The future of media is ambient

Evolving technology has a profound effect on all of our lives. In the business of reaching people on the go, it can be no more true.

I love the word “ambient” as a way to describe where we are moving as an industry. Ambient means surrounding, subtle, non-intrusive, immersive and always on.

The kind of technologies that always have the biggest impact on our way of life are those that seem to instantly become apart of us, as if they were always there.

These emerging technologies have opened up a whole new universe of opportunity for advertisers, because it means we can augment the real world to not only excite people in new and interesting ways, but target them more closely, measure the impact our brand has on them and drive real actions and commerce.

It's not Minority Report. It's just showing people things that matter to them if they're going to look at the media anyway.

It’s not Minority Report. It’s just showing people things that matter to them if they’re going to look at the media anyway.

Contextual communications in a physical world

I love the idea of augmenting the real world to provide contextual relevance to people, in a way that they may not notice but that has an effect on them.

Again that word “Ambient” plays nicely, because there is a very big difference between blasting someone with a notification to sell them stuff, and politely placing something they are likely to want into their world.

Ambient sensors that are linked to our mobile activity can connect with digital surfaces in the real world and show messages that are relevant and contextual.
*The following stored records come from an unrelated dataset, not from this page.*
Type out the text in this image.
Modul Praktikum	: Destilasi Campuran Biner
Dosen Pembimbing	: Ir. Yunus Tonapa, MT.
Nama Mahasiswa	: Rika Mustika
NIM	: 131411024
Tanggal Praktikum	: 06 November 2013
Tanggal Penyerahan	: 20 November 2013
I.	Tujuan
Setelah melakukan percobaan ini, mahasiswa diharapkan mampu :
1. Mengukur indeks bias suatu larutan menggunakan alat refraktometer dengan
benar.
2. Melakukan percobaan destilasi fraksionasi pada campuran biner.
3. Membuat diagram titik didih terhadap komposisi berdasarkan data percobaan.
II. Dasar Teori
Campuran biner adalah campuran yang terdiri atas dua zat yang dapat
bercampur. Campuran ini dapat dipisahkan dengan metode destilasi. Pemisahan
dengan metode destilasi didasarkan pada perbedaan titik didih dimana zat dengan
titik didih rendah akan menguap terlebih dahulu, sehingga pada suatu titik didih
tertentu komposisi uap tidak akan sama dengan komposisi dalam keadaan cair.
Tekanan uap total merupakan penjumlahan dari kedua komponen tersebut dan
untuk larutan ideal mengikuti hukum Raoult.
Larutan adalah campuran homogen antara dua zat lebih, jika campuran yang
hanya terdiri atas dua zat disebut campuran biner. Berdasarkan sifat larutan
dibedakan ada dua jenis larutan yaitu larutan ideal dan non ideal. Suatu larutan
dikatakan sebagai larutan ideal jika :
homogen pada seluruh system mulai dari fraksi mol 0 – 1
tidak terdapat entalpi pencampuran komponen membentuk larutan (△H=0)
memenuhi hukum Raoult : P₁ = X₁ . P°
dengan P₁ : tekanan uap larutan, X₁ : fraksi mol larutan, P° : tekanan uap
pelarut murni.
This means that I could see the line of Skechers shoes I buy every 3 months, travel deals to locations I fly to regularly or even homes for sale up in Westchester where I was recently property hunting.

The power to me is in the subtlety. It affects our lives just enough so as to be tolerable and easily adopted.

So I guess the point I am making is that true innovation, and the way for us to win in Ambient Media over the next 2, 4, 8, 10 years, is unlikely to be in some radical new sensing technology or radio-frequency gizmo, but in the smart convergence of existing technologies and our normal ways of life.